Mas se os preços do petróleo permanecerem
acima de $100 por barril, o dano seria muito maior. Por exemplo, a Société
Générale estimou que cada aumento sustentado de 10 dólares nos preços
do petróleo ampliaria o déficit em conta corrente da Índia, atualmente em torno
de 1% do PIB, em meio ponto percentual e reduziria o crescimento econômico em
0,3%.
Se continuar a $100 por barril, isso
significaria um déficit atual de 3% do PIB e uma redução no crescimento
econômico de uma previsão de 6,4% para 5% para 2026. E nesse nível de preço do
petróleo, isso poderia reduzir o crescimento do PIB real dos EUA em 0,8% (ou
seja, de 2% ao ano para perto de 1%) e a inflação americana poderia chegar a 4%
ao ano.
Isso representaria um sério dilema para
os Bancos centrais.
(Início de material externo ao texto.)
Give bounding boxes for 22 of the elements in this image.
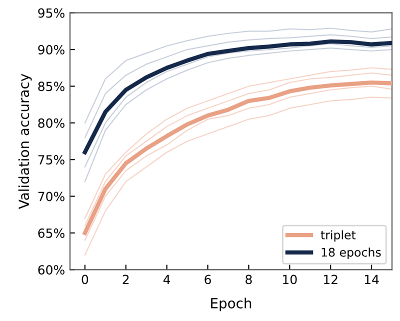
- y-tick-label: 80%: [38, 118, 64, 128]
- legend-label: triplet: [320, 230, 356, 242]
- x-tick-label: 8: [246, 274, 252, 284]
- x-tick-label: 0: [82, 274, 88, 284]
- x-tick-label: 14: [364, 274, 379, 284]
- y-axis-title: Validation accuracy: [18, 74, 32, 209]
- y-tick-label: 75%: [38, 155, 64, 165]
- legend-label: 18 epochs: [322, 248, 381, 260]
- y-tick-label: 65%: [38, 228, 64, 238]
- x-tick-label: 2: [122, 274, 129, 284]
- line-series: [84, 34, 392, 138]
- x-tick-label: 12: [324, 274, 338, 284]
- y-tick-label: 90%: [38, 44, 64, 54]
- line-series: [84, 28, 392, 124]
- y-tick-label: 85%: [38, 82, 64, 92]
- x-tick-label: 10: [283, 274, 297, 284]
- x-tick-label: 4: [163, 274, 170, 284]
- x-tick-label: 6: [204, 274, 211, 284]
- x-axis-title: Epoch: [211, 298, 252, 312]
- y-tick-label: 70%: [38, 192, 64, 202]
- y-tick-label: 95%: [38, 8, 64, 18]
- y-tick-label: 60%: [38, 265, 64, 275]
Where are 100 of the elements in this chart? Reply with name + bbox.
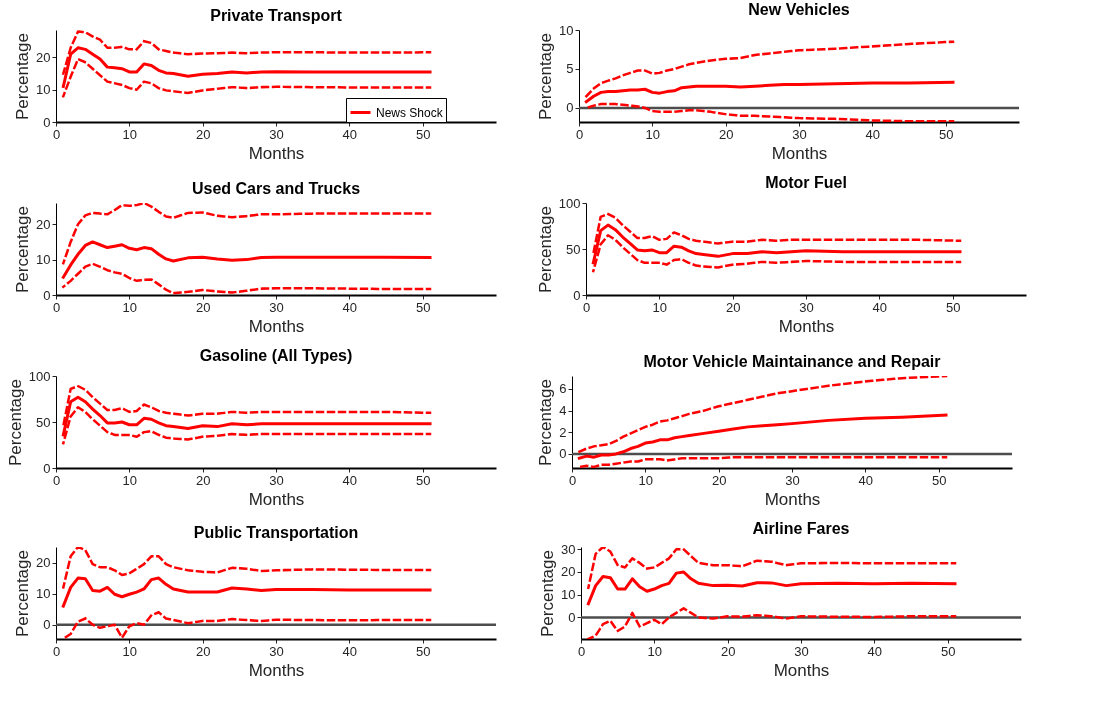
- x-tick-label: 50: [938, 126, 954, 142]
- chart-title: Public Transportation: [193, 524, 359, 541]
- x-tick-label: 40: [342, 643, 358, 659]
- y-tick-label: 10: [559, 22, 574, 38]
- y-tick-label: 100: [28, 368, 51, 384]
- y-axis-title: Percentage: [535, 206, 555, 293]
- y-axis-title: Percentage: [13, 206, 33, 293]
- x-tick-label: 30: [799, 299, 814, 315]
- x-tick-label: 30: [785, 472, 800, 488]
- y-tick-label: 0: [43, 460, 51, 476]
- y-tick-label: 20: [561, 564, 576, 580]
- line-series: [62, 547, 432, 589]
- line-series: [62, 262, 432, 295]
- x-tick-label: 20: [195, 472, 211, 488]
- y-axis-title: Percentage: [13, 33, 33, 120]
- x-tick-label: 50: [415, 643, 431, 659]
- x-tick-label: 30: [269, 643, 284, 659]
- line-series: [585, 102, 955, 122]
- y-tick-label: 50: [36, 414, 51, 430]
- y-axis-title: Percentage: [13, 550, 33, 637]
- y-tick-label: 0: [43, 287, 51, 303]
- x-tick-label: 50: [940, 643, 956, 659]
- x-tick-label: 10: [638, 472, 654, 488]
- x-tick-label: 30: [792, 126, 807, 142]
- x-tick-label: 10: [122, 126, 138, 142]
- x-tick-label: 30: [269, 472, 284, 488]
- line-series: [578, 376, 948, 454]
- x-tick-label: 40: [342, 299, 358, 315]
- x-tick-label: 20: [195, 299, 211, 315]
- x-tick-label: 10: [652, 299, 668, 315]
- x-tick-label: 10: [122, 299, 138, 315]
- x-tick-label: 40: [342, 126, 358, 142]
- line-series: [62, 203, 432, 265]
- y-tick-label: 10: [36, 82, 51, 98]
- x-axis-title: Months: [773, 660, 830, 680]
- y-tick-label: 0: [573, 287, 581, 303]
- x-tick-label: 50: [945, 299, 961, 315]
- x-tick-label: 40: [858, 472, 874, 488]
- y-tick-label: 20: [36, 555, 51, 571]
- x-tick-label: 20: [711, 472, 727, 488]
- x-tick-label: 40: [865, 126, 881, 142]
- x-tick-label: 20: [725, 299, 741, 315]
- x-tick-label: 40: [872, 299, 888, 315]
- x-tick-label: 20: [195, 126, 211, 142]
- x-axis-title: Months: [764, 489, 821, 509]
- y-tick-label: 2: [559, 424, 567, 440]
- line-series: [578, 455, 948, 468]
- y-tick-label: 0: [559, 446, 567, 462]
- line-series: [584, 80, 955, 104]
- x-tick-label: 10: [122, 643, 138, 659]
- y-tick-label: 0: [566, 100, 574, 116]
- x-tick-label: 20: [718, 126, 734, 142]
- y-axis-title: Percentage: [538, 550, 558, 637]
- line-series: [587, 547, 957, 590]
- chart-title: Gasoline (All Types): [199, 347, 353, 364]
- x-axis-title: Months: [248, 316, 305, 336]
- x-tick-label: 50: [415, 299, 431, 315]
- x-axis-title: Months: [248, 660, 305, 680]
- y-axis-title: Percentage: [536, 33, 556, 120]
- x-tick-label: 40: [867, 643, 883, 659]
- x-axis-title: Months: [248, 489, 305, 509]
- line-series: [62, 611, 432, 639]
- y-tick-label: 10: [36, 586, 51, 602]
- line-series: [586, 570, 957, 606]
- x-tick-label: 50: [415, 126, 431, 142]
- y-tick-label: 30: [561, 541, 576, 557]
- y-tick-label: 10: [561, 587, 576, 603]
- x-tick-label: 10: [122, 472, 138, 488]
- x-tick-label: 30: [269, 299, 284, 315]
- y-axis-title: Percentage: [5, 379, 25, 466]
- y-tick-label: 6: [559, 381, 567, 397]
- legend-label: News Shock: [376, 105, 444, 120]
- y-tick-label: 50: [566, 241, 581, 257]
- y-axis-title: Percentage: [536, 379, 556, 466]
- y-tick-label: 20: [36, 49, 51, 65]
- x-tick-label: 50: [931, 472, 947, 488]
- x-tick-label: 10: [647, 643, 663, 659]
- chart-title: Used Cars and Trucks: [191, 180, 361, 197]
- line-series: [587, 607, 957, 639]
- y-tick-label: 5: [566, 61, 574, 77]
- x-tick-label: 30: [794, 643, 809, 659]
- chart-title: Motor Vehicle Maintainance and Repair: [643, 353, 941, 370]
- line-series: [61, 576, 432, 608]
- chart-title: Motor Fuel: [765, 174, 847, 191]
- x-tick-label: 0: [582, 299, 591, 315]
- x-tick-label: 10: [645, 126, 661, 142]
- x-tick-label: 20: [195, 643, 211, 659]
- y-tick-label: 4: [559, 403, 567, 419]
- x-axis-title: Months: [248, 143, 305, 163]
- line-series: [585, 40, 955, 98]
- x-axis-title: Months: [778, 316, 835, 336]
- chart-title: New Vehicles: [748, 1, 850, 18]
- y-tick-label: 100: [558, 195, 581, 211]
- y-tick-label: 10: [36, 252, 51, 268]
- chart-title: Airline Fares: [752, 520, 850, 538]
- y-tick-label: 0: [43, 617, 51, 633]
- x-tick-label: 20: [720, 643, 736, 659]
- x-tick-label: 30: [269, 126, 284, 142]
- y-tick-label: 0: [568, 609, 576, 625]
- line-series: [577, 413, 948, 460]
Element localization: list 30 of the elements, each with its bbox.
Eles deveriam aumentar as taxas de juros para tentar conter
a inflação ou deixar a inflação disparar para não prejudicar o crescimento
econômico? O aumento das taxas pode desencadear o estouro da bolha de
Inteligência artificial que ainda está a caminho.
De qualquer forma, famílias ao redor do
mundo, nas economias do Norte Global e do Sul Global, enfrentariam preços
crescentes e custos de empréstimos e/ou queda no emprego e na renda. A escolha
de Hobson se apresentaria tanto para eles como para Donald Trump.
*Michael Roberts é
economista. Autor, entre outros livros, de Capitalism
in the 21st Century: Through the Prism of Value (Pluto Press). [https://amzn.to/4kVvi9z]
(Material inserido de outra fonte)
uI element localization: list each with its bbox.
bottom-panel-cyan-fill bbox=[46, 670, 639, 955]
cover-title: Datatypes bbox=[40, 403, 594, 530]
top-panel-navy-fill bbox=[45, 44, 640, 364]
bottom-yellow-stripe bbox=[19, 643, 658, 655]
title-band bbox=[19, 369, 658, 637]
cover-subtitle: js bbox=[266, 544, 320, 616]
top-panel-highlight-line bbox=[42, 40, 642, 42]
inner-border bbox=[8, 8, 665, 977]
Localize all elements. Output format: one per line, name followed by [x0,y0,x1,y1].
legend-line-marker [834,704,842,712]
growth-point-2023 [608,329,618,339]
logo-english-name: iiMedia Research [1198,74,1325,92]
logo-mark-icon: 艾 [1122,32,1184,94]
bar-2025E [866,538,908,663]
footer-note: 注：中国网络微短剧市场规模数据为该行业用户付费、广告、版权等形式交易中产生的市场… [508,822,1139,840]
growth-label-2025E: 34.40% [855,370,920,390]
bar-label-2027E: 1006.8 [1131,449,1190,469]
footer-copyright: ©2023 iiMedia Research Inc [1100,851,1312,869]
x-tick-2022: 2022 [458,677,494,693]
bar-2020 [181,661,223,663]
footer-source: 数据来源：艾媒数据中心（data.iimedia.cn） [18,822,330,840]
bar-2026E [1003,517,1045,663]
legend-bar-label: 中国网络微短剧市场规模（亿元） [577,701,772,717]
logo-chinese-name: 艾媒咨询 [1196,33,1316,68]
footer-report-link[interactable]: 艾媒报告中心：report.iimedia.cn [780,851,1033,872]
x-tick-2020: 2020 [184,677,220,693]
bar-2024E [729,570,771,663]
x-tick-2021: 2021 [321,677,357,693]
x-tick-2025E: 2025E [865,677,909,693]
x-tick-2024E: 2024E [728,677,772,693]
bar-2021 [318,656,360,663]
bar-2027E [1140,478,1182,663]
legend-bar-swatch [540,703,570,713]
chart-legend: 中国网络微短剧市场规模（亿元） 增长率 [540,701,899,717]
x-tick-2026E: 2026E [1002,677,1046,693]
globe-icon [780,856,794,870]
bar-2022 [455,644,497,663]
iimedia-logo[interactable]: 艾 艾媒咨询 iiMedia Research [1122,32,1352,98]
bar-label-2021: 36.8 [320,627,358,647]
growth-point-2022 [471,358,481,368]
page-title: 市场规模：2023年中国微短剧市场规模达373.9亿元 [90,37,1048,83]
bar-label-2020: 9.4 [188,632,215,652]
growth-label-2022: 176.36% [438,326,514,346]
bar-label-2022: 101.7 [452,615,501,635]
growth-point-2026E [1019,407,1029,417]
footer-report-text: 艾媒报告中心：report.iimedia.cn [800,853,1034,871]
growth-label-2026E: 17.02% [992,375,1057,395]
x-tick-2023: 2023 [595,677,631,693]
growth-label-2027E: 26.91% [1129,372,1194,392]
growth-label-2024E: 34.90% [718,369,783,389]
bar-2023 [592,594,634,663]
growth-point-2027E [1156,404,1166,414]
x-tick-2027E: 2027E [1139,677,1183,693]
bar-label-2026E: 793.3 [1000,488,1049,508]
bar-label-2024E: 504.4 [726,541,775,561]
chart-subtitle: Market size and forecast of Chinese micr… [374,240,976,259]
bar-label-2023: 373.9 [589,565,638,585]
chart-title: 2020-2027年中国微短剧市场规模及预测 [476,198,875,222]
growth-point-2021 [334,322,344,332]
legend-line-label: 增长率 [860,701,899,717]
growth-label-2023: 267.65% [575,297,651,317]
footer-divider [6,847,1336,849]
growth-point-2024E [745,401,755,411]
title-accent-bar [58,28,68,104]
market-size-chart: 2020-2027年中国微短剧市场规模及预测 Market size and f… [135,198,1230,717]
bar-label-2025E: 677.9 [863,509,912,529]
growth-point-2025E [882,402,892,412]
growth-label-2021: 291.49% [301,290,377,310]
Tradução: Eleutério F. S. Prado.
Publicado
originalmente em The next recession blog.
Nota do tradutor
[i] Hobson’s
choice é um filme britânico de comédia romântica de 1954, dirigido por
David Lean, baseado na peça de mesmo nome de Harold Brighouse. Nele, há uma
situação em que uma escolha livre é oferecida, mas na verdade, existe apenas
uma opção disponível. É a ilusão de ter opções, quando aceitar aquela que se
apresenta vem a ser a única alternativa disponível.